Good news for lenders from the court of appeal… or is it?


In July the Court of Appeal handed down its judgment in the case of NRAM plc v McAdam and Anor [2015] EWCA Civ 751 which considered what should happen when a lender drafts a credit agreement which is not regulated by the Consumer Credit Act 1974 (CCA) but includes standard form wording which refers to consumer credit regulation and sets out rights which are only usually provided under a regulated agreement.

In those circumstances does the agreement, as a matter of law, give additional rights to the borrower as if it were regulated? Specifically should a borrower’s rights under a regulated agreement to receive periodic statements under section 77A of the CCA apply to an unregulated agreement? The significance of this is that if section 77A applies and is breached by the lender then the borrower has no liability to pay any interest and/or sums due in default under the agreement.

Overall the decision was undoubtedly good news for NRAM and lenders in general as NRAM's appeal against the adverse first instance decision was upheld. There was however a potential sting in the tail as the Court left open the possibility that claims could be brought on the basis that lenders may have misled borrowers into believing that they had rights under the CCA when they did not.


The proceedings were initiated by NRAM itself which sought a declaration from the Commercial Court as to the actual rights which its unregulated agreements conferred on its customers.

At first instance Mr Justice Burton held that statements made within the credit agreement that it was regulated by the CCA had the contractual effect of incorporating provisions of the CCA into the agreement. He held that those provisions and the rights given to a borrower by them could be applied to a non-regulated agreement. Therefore, in this case the credit agreement had in fact given the borrower the benefit of additional rights under the CCA, including section 77A, even though it was an unregulated agreement.

Court of Appeal decision

The Court of Appeal disagreed. It held that Mr Justice Burton was wrong to conclude that it was a contractual term of the agreement that the borrower would be treated as if they had the benefit of certain protections under the CCA. Those protections and benefits were only available to borrowers under regulated agreements. Mr Justice Burton had also wrongly concluded that because NRAM had chosen to include the standard 'regulated agreement' wording in its unregulated agreement that it was then prevented from denying that the borrower had the benefit of various CCA protections.

The Court of Appeal judgment provided NRAM with the comfort it set out to obtain when it commenced its declaratory proceedings in the Commercial Court and enabled many lenders faced with similar documents to breathe a collective sigh of relief.

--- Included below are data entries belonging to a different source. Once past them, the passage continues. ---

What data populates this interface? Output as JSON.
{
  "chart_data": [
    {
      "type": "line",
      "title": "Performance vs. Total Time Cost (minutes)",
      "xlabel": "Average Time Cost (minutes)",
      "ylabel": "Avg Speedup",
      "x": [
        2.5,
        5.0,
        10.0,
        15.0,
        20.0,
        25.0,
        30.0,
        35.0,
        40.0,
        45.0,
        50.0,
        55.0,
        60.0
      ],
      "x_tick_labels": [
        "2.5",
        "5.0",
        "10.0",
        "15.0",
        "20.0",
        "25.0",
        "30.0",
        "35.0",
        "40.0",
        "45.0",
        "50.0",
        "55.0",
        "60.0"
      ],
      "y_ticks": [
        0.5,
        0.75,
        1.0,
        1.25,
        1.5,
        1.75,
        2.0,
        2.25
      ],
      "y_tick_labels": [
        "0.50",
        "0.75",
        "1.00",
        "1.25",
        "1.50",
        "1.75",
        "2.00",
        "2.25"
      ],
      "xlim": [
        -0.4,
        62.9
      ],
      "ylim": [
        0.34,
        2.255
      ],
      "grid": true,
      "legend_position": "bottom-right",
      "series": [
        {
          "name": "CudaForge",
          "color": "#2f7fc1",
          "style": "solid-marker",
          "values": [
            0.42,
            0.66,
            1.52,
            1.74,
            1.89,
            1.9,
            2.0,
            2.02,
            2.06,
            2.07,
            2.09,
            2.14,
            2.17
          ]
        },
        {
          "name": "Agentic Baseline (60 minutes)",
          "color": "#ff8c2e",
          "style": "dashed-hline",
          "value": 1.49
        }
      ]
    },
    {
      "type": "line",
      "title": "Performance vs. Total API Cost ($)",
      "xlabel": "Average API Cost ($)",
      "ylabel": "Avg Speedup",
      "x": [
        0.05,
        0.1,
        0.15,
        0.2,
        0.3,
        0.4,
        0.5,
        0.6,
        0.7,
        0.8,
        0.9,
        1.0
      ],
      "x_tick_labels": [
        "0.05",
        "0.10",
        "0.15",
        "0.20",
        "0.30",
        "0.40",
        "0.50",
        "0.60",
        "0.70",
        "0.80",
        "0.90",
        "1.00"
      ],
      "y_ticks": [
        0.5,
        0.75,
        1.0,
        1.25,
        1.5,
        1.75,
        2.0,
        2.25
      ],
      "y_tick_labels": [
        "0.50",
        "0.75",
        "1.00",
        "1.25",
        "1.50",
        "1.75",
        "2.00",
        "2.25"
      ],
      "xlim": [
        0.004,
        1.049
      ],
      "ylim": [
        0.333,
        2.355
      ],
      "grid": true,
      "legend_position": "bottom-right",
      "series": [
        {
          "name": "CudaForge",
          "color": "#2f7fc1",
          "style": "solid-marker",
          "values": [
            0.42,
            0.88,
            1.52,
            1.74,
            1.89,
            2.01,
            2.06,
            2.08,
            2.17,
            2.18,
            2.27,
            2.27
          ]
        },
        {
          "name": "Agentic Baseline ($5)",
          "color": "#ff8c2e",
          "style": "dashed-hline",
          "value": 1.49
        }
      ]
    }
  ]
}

Commenting on the company’s website, Richard Banks, Chief Executive Officer of UK Asset Resolution Ltd (which was established in 2010 to facilitate the management of the closed mortgage books of both Bradford & Bingley (B&B) and NRAM) says that:

“NRAM is committed to acting in full accordance with the law and to treating customers and taxpayers fairly. For this reason, we sought clarification of the law by conducting a case in the High Court and subsequently the Court of Appeal. The Court of Appeal ruled in favour of NRAM, confirming that customers who took out unsecured loans of more than £25,000 under agreements that incorrectly stated these loans were regulated under the CCA, are not entitled to the same rights and remedies as those customers who took out loans that were regulated under the CCA.”

For many other lenders who have also adopted the common practice of including 'regulated agreement' wording within their unregulated agreements this decision is good news.

Possible sting in the tail

Towards the end of its judgment the Court of Appeal commented that a lender, having represented to a borrower that an agreement conferred certain benefits and protections on the borrower when in fact it did not, might face a claim for misrepresentation and/or a claim for breach of contractual warranty by the borrower. Effectively, a borrower could claim that they had been misled by the lender when they entered into the agreement.

A successful claim for misrepresentation would allow a borrower to bring the agreement to an end and pursue a claim for damages and losses incurred as a result of the misrepresentation.


As yet we have not seen any claims of this nature being brought by claims management companies or consumer-focused law firms. This is probably because, rather than the straightforward claim they could have brought had the Court of Appeal found against NRAM, any claim they might bring would face the following significant hurdles:

  • limitation issues – any breach will have occurred at the date the agreement was entered into so many claims will by now be statute-barred; 
  • difficulty in establishing reliance – any borrower bringing such a claim would need to establish that they relied on any misrepresentation (ie prove that they would not have entered into the loan agreement had it not stated that CCA protections would apply), which might prove difficult; and
  • difficulty in proving actual loss as a result of entering into the agreement as opposed to, for example, entering into another loan agreement where such misrepresentations were not made.

It is hoped that these potential obstacles will dissuade claims management companies from seeking to track down and pursue these claims. Although with some claims management companies actively looking for new income streams, it would be wise to be watchful, identify any claims swiftly and adopt a robust strategy for resisting them on the grounds set out above.